B- BÖLGE ADLİYE MAHKEMESİ KARARI
“Dosya kapsamı, delil durumu itibariyle, Antalya 3. İş Mahkemesi 2018/2 Esas 2020/109 Karar sayılı kararında Mahkemenin vakıa ve hukuki değerlendirmesi bakımından usul ve esas yönünden yasaya aykırı bir durum bulunmamasına göre, davalı Kurum vekilinin istinaf başvurusunun HMK"nun 353/1-b.1 maddesi gereğince esastan reddine” karar verilmiştir.
TEMYİZ KANUN YOLUNA BAŞVURU VE NEDENLERİ
Davalı Kurum vekili; davacının çalışmalarının kesintili ve farklı işyerlerinde olduğu, davanın mevcut delillerle ispatlanamadığından reddi gerektiği gerekçeleriyle kararın bozulmasını talep etmiştir.
IV- İLGİLİ HUKUK KURALLARI VE İNCELEME
Dava, 506 sayılı Kanunun 79/10. ve 5510 sayılı Kanun’un m. 86/9. maddesi uyarınca açılmış hizmet tespiti davasıdır. Maddeye göre, “Yönetmelikle tespit edilen belgeleri işveren tarafından verilmeyen veya çalıştıkları Kurumca tespit edilemeyen sigortalılar, çalıştıklarını hizmetlerinin geçtiği yılın sonundan başlayarak 5 yıl içerisinde Mahkemeye başvurarak alacakları ilam ile ispatlayabilirlerse, bunların mahkeme kararında belirtilen aylık kazanç toplamları ile prim ödeme gün sayıları nazara alınır.”
Hizmet akdi ile bir veya birden fazla işveren tarafından çalıştırılanların hizmetlerin tespitine ilişkin davalar, kamu düzenine ilişkindir. Bu nedenle özel bir duyarlılıkla ve özenle yürütülmesi zorunludur. Bu çerçevede hak kayıplarının ve gerçeğe aykırı sigortalılık süresi edinme durumlarının önlenmesi, temel insan haklarından olan sosyal güvenlik hakkının korunabilmesi için, bu tür davalarda tarafların gösterdiği kanıtlarla yetinilmeyerek, gerekli araştırmaların re"sen yapılması ve kanıtların toplanması gerektiği göz önünde bulundurulmalıdır.
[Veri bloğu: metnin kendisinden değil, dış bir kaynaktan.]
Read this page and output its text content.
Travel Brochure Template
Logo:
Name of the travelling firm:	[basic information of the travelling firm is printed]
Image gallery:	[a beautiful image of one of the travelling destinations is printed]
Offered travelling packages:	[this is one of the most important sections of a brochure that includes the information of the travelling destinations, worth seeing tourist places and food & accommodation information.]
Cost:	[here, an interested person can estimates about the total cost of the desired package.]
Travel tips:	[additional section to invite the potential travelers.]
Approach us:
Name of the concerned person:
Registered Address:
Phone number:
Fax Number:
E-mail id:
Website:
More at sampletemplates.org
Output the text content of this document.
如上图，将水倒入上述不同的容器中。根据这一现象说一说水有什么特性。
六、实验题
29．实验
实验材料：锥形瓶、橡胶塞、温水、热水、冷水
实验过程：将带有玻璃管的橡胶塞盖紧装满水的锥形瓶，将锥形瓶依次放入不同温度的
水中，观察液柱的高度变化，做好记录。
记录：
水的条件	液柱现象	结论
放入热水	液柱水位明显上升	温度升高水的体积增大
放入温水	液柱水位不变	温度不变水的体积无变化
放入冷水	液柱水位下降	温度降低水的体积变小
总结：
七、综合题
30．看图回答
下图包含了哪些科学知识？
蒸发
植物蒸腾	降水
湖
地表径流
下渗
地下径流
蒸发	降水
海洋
Tanık beyanları değerlendirilirken bunların inandırıcılığı üzerinde durulmalı, verdikleri bilgilere nasıl vakıf oldukları, işveren, işçi ve işyeriyle ilişkileri düşünülmeli ve tanıklar buna göre dinlenilmeli, re’sen araştırma kapsamında sadece taraf tanıkları ile yetinilmeyip mümkün oldukça bordrolu, komşu ve yakın işyerlerinde bu yeri bilen ve tanıyanlar da dinlenerek tanık beyanlarının sağlığı denetlenmeli ve çalışma olgusu böylece hiç bir kuşku ve duraksamaya yer bırakmayacak biçimde belirlenmelidir.
21.11.2007 tarihinde Kanun kapsamına alınan ... sicil numaralı işyeri ve bu tarihten sonraki mahkemenin kabulünde bir isabetsizlik yoktur. Ancak 20.11.2007 ve öncesinde davacının davalıya ait merkez işyerinde çalışmış olduğunun kabulüne dair karar eksik araştırma ve incelemeye dayalıdır. Bu döneme ilişkin davalı şirkete ait kanun kapsamında veya kanun kapsamına alınabilecek nitelikte bir işyerinin olup olmadığı ve çalışma şekli yöntemince araştırılmamıştır.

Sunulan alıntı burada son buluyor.